A conversa surtiu efeito. Creusa saiu no carro de Virginia e saltou pouco antes de chegar à casa do Coronel. Dali foi um passo. Ela saiu correndo para avisar que uma pessoa que estava no hospital disse-lhe que o Coronel Veríssimo tinha falecido naquele dado momento. Era tudo o que a mulher sabia dizer. Foi esse o relato que chegou aos ouvidos de Dona Cândida e das suas três filhas. Creusa deu o recado e saiu para a sua casa, no sitio de Osias. Houve tumulto na casa do Coronel Veríssimo. As filhas eram as mais atentas ao cuidar da senhora sua mãe e se dirigir para o Hospital a procura de notícias mais precisa. Um enfermeiro que estava no pronto-socorro foi quem atendeu a moça de cerca de 30 anos. Ele a levou até o necrotério do Hospital e mostrou o cadáver do Coronel para que de fato a filha pudesse identificar o corpo. Com a filha Susete estavam mais um acompanhante e outra mulher que não se identificaram.
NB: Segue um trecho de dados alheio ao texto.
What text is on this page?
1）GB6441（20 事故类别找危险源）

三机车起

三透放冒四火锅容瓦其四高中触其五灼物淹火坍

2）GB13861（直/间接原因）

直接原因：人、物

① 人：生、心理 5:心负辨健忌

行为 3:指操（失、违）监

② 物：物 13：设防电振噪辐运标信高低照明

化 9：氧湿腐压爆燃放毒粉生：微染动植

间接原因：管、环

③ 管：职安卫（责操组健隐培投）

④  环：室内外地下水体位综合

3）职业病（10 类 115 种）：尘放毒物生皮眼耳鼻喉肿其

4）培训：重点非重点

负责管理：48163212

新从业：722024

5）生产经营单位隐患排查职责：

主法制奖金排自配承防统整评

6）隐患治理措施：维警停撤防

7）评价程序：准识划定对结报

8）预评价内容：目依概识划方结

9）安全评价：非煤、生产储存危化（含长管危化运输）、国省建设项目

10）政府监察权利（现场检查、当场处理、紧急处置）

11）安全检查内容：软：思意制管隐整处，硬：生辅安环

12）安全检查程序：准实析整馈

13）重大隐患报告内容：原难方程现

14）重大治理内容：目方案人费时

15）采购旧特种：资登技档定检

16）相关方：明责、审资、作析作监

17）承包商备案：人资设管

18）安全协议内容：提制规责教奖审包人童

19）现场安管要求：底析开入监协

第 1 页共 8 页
No dia seguinte houve o sepultamento no Cemitério da Cidade do velho e nobre Coronel Asclepíades Veríssimo do Monte. Lágrimas e ranger de dentes por todos os que o conheciam. Toda a gente nobre da cidade naquela tarde de verão compareceu ao féretro do ilustre Coronel e em conversa baixa e dolente alguns perguntavam por querer saber deveras.
--- E o carro dele onde está? – perguntou em surdina alguém querendo saber.
--- Não sei. Nem ouvi falar. – dizia outro em total surdina também.
--- Estranho. Muito estranho. – respondeu o primeiro a perguntar.
O cortejo saiu às quatro horas da tarde para o Cemitério da Cidade em meio à profunda comoção de parentes e amigos de velho. Dona Cândida foi no carro da frente.